Watching the world from a couch in front of a TV and standing in the middle of it are not the same thing. Not even close.
The world is bigger and warmer than cable news will ever let you believe. You come home different. Quieter than you were. More likely to pick up the phone and call somebody you've been meaning to call for two years.
The unlived life is built out of small nos. No to the trip. No to the unfamiliar table. No to the stranger who could have become a close friend. It's a life narrowed down to six square miles and ten familiar meals, and it shrinks quietly until there's nothing left to shrink.
Travel is the opposite of all of that. Every trip is a yes. Yes to discomfort. Yes to people you haven't met. Yes to food you can't pronounce and a language you don't speak. You can't coast through a week in Portugal the way you can coast through a Tuesday back home. Travel demands your attention, and attention is the first thing the unlived life surrenders.
There's also this. A week on a good trip leaves more memory behind than three months of ordinary life. The unlived life travels light on memory. The lived life is loaded with it. Travel is one of the few reliable ways to add weight to the record.
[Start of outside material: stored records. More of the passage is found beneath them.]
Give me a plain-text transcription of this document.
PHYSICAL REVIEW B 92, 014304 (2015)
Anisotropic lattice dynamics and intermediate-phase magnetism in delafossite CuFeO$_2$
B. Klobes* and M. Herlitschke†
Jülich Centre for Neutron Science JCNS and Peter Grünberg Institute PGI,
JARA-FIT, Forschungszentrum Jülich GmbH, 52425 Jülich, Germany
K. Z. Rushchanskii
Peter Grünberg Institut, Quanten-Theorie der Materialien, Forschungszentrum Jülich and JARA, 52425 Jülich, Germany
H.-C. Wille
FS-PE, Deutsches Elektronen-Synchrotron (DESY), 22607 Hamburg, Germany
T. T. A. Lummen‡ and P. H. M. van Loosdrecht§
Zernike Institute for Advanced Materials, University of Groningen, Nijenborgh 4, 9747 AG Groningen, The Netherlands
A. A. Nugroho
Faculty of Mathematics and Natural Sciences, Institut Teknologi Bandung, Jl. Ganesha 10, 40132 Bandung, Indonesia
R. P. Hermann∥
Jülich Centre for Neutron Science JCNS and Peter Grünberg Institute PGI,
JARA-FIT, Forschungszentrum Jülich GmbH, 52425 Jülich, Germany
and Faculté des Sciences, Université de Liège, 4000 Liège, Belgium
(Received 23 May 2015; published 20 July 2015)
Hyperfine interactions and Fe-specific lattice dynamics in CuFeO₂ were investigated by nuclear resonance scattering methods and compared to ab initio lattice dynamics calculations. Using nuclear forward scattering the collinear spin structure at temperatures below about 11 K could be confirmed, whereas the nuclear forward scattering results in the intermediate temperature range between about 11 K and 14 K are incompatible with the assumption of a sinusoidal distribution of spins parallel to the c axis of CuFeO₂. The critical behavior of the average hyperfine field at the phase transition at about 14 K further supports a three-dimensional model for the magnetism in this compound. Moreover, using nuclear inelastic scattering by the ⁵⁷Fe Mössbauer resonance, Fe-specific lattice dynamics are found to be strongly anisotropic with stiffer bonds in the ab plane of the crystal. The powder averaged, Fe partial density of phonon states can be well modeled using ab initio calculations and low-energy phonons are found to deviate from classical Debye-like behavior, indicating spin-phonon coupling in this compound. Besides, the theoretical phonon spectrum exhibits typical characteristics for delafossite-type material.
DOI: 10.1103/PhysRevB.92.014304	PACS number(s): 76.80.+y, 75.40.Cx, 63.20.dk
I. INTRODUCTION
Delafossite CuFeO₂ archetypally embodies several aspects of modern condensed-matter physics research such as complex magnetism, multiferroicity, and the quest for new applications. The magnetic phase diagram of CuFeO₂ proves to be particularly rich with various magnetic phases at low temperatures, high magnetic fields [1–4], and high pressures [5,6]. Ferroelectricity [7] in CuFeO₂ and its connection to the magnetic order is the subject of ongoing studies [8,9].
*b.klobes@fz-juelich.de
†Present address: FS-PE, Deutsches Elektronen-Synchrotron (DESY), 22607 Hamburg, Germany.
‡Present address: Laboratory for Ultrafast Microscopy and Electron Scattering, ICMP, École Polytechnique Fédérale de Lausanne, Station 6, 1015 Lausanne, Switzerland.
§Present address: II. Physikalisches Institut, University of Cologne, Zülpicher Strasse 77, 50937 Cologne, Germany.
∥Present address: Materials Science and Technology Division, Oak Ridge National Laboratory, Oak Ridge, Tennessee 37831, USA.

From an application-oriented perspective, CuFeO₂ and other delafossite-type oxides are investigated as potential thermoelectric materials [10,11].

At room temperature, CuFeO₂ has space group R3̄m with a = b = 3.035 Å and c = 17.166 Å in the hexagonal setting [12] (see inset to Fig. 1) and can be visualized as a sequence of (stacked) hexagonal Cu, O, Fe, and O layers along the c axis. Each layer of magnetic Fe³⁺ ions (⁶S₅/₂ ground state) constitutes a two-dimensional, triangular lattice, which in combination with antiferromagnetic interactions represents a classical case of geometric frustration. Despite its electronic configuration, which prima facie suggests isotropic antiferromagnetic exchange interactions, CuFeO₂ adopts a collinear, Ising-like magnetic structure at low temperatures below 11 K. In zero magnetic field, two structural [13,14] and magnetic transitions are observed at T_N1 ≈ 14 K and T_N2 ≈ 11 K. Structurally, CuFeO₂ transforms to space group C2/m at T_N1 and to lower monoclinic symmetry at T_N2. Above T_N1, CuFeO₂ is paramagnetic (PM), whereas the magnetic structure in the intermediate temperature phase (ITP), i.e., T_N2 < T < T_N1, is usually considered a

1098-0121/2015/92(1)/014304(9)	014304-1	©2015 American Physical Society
And travel is practice in saying yes. You book the flight. You get on the plane. You sit down and share a meal with people you don't know who, within a matter of days, will become friends. Every one of those yeses is a rehearsal for the bigger yeses — the calling, the risk, the thing you've been putting off for fifteen years.
That’s the bridge. Fear the unlived life, and travel is one of the answers. Not the cure. Not even close. But a good and faithful start.
Back at table 19. The bacon is gone. The waitress refilled my tea glass three times without being asked (they know me well). Thirty-six summers left, give or take. Plenty of time, and not near enough.
I came home grateful. Always do.
Onward.
Minestrone Soup
I
created a version of this in the early days of the Purple Parrot Café
in the late 1980s. When we opened Tabella, I revised it and it’s a
regular menu item.
¼ c. Pure olive oil
1 ½ c. Onion, diced
1 ½ c. Carrot, diced
1 c. Celery, diced
½ c. Garlic, minced
¼ c. Kosher salt
1 tsp Dried basil
1 tsp Dried oregano
½ tsp Dried thyme
2 tsp Fresh ground black pepper
¼ tsp Crushed red pepper
2 ea. Bay leaf
2 TB Balsamic vinegar
½ c. White wine
¼ c. Tomato paste
2 ea. 28 oz. can San Marzano tomatoes, chopped
1 gal. Vegetable Stock
2 c. Zucchini, medium dice
2 c. Yellow squash, medium dice
1 ea 10 oz. package frozen spinach, thawed, drained
2 ea 15 oz. can kidney or cannelloni beans, drained
¼ c. Pesto
1 TB Worcestershire sauce
Heat olive oil in a stockpot over medium-high heat.
Add onions, carrots, celery, salt, peppers, basil, oregano, thyme and bay leaves. Cook for 8-10 minutes, stirring frequently.
Add wine and balsamic vinegar. Continue cooking for 3 minutes.
Add tomato paste and cook 6-8 minutes, stirring constantly, being careful not to let it burn.
Add canned tomatoes and chicken stock. Simmer for 1 hour.
Add zucchini, squash, spinach and kidney beans and cook for 8 minutes.
Remove from heat and stir in pesto and Worcestershire.